Approximating boundaries of causative sources is an important task in potential field interpretation. Many techniques have been proposed for approximating the edges including derivative and phase-based methods. The derivative-based methods cannot equalize the signal amplitudes, and although the phase-based methods do not have this problem, they maybe produce false edges, or the obtained edges are diffused. To overcome these problems, the ridges of some edge detection functions can be determined using the algorithms such as the Blakely and Simpson's algorithm or the curvature analysis algorithm.

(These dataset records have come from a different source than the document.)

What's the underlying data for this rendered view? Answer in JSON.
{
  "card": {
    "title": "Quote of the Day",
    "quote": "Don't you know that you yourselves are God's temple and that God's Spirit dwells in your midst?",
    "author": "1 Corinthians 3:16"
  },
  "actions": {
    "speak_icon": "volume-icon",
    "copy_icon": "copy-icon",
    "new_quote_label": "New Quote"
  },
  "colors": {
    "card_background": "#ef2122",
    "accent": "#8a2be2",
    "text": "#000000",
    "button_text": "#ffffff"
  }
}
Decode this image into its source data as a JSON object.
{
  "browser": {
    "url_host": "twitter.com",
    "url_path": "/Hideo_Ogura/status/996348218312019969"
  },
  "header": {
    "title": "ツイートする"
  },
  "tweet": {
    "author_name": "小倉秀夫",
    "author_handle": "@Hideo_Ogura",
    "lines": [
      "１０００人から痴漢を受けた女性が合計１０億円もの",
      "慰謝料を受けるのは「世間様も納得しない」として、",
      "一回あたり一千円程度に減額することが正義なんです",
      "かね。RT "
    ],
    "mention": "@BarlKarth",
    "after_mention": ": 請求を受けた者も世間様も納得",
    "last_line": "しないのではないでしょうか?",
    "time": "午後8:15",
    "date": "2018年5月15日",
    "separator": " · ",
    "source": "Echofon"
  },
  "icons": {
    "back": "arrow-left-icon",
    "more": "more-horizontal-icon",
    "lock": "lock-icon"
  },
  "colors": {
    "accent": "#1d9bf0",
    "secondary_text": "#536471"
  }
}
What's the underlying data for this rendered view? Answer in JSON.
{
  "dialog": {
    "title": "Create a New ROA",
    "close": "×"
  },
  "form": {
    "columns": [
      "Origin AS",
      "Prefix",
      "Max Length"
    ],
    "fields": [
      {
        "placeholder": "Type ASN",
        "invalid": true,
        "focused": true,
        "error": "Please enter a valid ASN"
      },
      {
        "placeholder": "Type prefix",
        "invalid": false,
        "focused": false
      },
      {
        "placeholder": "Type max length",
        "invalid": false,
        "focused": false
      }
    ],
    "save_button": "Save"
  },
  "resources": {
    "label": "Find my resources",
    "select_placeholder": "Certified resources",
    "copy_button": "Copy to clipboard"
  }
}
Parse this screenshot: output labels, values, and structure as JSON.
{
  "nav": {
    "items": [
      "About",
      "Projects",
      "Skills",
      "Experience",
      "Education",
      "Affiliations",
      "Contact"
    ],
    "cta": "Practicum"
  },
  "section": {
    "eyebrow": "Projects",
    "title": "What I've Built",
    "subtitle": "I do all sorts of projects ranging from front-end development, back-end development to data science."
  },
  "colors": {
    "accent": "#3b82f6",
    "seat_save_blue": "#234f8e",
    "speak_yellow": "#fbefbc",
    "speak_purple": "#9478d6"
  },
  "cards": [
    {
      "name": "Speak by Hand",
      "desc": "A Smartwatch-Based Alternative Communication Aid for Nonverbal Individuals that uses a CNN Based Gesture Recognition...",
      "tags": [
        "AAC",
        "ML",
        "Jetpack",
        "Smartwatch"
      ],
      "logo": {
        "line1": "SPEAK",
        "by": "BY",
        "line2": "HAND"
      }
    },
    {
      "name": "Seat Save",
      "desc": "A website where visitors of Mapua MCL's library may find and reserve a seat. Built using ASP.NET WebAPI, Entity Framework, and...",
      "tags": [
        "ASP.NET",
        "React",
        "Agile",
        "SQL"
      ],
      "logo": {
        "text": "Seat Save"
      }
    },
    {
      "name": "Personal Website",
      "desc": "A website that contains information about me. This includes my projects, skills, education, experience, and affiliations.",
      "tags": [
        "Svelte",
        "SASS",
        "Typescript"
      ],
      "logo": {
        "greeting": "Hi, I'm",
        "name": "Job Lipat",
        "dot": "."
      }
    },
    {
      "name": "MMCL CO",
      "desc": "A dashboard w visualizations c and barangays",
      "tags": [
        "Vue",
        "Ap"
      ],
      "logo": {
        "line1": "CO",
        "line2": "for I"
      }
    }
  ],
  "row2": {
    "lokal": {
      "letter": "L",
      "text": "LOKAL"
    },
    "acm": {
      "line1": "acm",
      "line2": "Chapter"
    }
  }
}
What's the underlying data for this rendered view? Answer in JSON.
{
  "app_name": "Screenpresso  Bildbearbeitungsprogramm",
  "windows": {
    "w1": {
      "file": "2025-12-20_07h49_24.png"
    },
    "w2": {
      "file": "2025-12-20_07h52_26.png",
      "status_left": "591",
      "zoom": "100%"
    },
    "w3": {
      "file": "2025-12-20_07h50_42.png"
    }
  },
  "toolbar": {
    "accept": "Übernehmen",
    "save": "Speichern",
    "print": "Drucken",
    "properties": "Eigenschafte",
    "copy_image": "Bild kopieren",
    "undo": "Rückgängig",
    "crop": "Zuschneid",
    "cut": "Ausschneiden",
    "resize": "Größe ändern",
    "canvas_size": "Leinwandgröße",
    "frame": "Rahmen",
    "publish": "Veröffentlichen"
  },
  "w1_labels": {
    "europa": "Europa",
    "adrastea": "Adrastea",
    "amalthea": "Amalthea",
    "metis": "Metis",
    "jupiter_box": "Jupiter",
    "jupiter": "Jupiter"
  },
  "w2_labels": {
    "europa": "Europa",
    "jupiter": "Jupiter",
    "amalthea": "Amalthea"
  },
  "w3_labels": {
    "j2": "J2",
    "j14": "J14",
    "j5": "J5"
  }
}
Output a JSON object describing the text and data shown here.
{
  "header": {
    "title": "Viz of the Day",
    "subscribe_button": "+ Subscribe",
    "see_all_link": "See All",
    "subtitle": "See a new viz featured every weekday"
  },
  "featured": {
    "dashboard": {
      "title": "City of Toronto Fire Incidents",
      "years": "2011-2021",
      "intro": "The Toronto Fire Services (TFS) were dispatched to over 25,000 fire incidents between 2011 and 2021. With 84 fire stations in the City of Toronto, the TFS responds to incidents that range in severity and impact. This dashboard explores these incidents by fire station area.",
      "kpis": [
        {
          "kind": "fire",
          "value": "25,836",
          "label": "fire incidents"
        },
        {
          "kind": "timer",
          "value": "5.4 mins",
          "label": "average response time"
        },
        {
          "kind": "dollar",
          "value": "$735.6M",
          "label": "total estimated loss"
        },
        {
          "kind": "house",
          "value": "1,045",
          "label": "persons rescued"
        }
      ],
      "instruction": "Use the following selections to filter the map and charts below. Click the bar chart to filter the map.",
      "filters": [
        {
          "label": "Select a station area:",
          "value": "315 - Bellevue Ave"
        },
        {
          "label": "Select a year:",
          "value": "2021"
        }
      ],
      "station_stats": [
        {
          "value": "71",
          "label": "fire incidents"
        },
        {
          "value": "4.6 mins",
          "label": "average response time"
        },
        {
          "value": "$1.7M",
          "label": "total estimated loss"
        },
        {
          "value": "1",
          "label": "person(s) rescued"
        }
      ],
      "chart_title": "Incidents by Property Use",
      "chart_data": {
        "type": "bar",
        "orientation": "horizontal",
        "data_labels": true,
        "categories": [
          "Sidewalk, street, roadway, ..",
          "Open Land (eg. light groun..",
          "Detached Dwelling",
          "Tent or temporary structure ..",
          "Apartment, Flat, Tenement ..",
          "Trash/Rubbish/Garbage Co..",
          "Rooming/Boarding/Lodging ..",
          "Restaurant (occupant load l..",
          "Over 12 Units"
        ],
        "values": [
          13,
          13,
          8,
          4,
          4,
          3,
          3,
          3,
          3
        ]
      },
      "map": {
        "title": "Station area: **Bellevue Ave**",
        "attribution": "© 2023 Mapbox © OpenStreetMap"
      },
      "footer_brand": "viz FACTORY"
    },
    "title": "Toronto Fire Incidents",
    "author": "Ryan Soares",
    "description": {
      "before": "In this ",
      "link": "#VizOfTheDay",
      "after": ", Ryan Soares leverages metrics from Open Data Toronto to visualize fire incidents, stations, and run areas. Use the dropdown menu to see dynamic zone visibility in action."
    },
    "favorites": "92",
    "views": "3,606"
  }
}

However, these algorithms cannot fully identify all the peaks of the data or produce some spurious ridges in output maps. In this study, we introduce an improved method to locate the peaks of the data. The efficiency of the algorithm is demonstrated on two synthetic gravity data, as well as real gravity data of the Vredefort dome area (South Africa). Compared with two traditional methods, the proposed algorithm produces more precise and detailed results.

使潜在原因的边界接近是潜在领域解释中的重要任务。已经提出了许多用于近似边缘的技术，包括基于导数和基于相位的方法。基于导数的方法无法均衡信号幅度，尽管基于相位的方法不存在此问题，但它们可能会产生伪边缘，或者会分散获得的边缘。为了克服这些问题，可以使用诸如布雷克利和辛普森算法或曲率分析算法之类的算法来确定某些边缘检测函数的脊。但是，这些算法无法完全识别数据的所有峰值或在输出映射中产生一些虚假的脊。在这项研究中，我们介绍了一种改进的方法来定位数据的峰值。在两个合成重力数据以及Vredefort穹顶区域（南非）的实际重力数据上证明了该算法的效率。与两种传统方法相比，该算法产生了更加精确和详细的结果。